木陰・朝蔭通巻900号に=終戦直後創刊、日系最古の俳誌

木陰・朝蔭通巻900号

 佐藤念腹氏が創刊した日系社会最古の月刊俳句誌『木陰』。その後継誌『朝蔭』がこの10月に通巻第900号を迎えたのを機に、現在の編集者の佐藤寿和(すわ)氏に話しを聞いた。
 「私はバストスで戦後に生まれたブラジル育ち。日本語はバストス週報の小田糸音(しおん)さんから教わっただけ。『一生懸命勉強して、ちゃんと日本精神を身に着けて』と励まされて、なんとか覚えました」と振り返る。結婚後、30歳過ぎで夫と共にサンパウロに出た。

佐藤寿和氏(2015年の念腹忌大会で撮影)

 『木陰』は75年前、終戦直後の1948年に念腹氏が創刊した。当時は勝ち負け抗争が生々しい時代だった。戦前、高浜虚子が愛弟子の念腹氏の渡伯に際して贈った餞別句《畑打って俳諧国を拓くべし》の通り、念腹氏は地方の俳句会を巡回して回り、多くの直弟子、孫弟子を育て上げブラジルに数千人の〝俳句王国〟を築き上げた。
 その取組みの結晶と言えるのが月刊俳句誌『木陰』で、372号まで発刊した。念腹氏が亡くなったことから、末弟の佐藤牛童子氏が引き継いで『朝蔭』を1979年に創刊。
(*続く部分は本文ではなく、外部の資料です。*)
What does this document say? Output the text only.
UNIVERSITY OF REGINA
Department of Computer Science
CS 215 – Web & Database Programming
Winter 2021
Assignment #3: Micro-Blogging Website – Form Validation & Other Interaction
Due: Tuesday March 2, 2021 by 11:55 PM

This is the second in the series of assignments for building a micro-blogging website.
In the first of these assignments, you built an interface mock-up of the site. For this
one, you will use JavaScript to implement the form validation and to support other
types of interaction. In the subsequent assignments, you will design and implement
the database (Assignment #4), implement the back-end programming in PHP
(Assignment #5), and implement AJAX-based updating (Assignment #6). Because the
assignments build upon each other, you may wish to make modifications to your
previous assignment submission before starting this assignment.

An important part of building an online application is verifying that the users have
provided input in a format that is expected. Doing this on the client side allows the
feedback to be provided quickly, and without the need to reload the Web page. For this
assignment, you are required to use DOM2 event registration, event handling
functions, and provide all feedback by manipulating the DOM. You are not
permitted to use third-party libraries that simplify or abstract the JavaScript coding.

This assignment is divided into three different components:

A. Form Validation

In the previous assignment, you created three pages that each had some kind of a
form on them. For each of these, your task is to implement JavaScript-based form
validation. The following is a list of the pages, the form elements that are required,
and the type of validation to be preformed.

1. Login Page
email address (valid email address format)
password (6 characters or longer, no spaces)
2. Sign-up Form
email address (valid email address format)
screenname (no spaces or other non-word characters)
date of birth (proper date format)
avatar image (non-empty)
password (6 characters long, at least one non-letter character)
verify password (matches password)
牛童子氏が2011年5月に亡くなってから、未亡人の寿和氏が引き継いで、900号に到達した。
 寿和氏は「毎月の編集作業は大変ですが、主人から『俳句を粗末にするな、バチが当たる』といつも言われていました。新しく俳句の勉強を始める人の参考になるようにと、ポツポツと出しています」と謙遜する。
 さらに、「日本の俳誌『九年母(つくも)』の皆さんから『ブラジルで花鳥風月の旗印を掲げ続けてほしい』と励まされておりますので、ボヤボヤしておられません」とほほ笑んだ。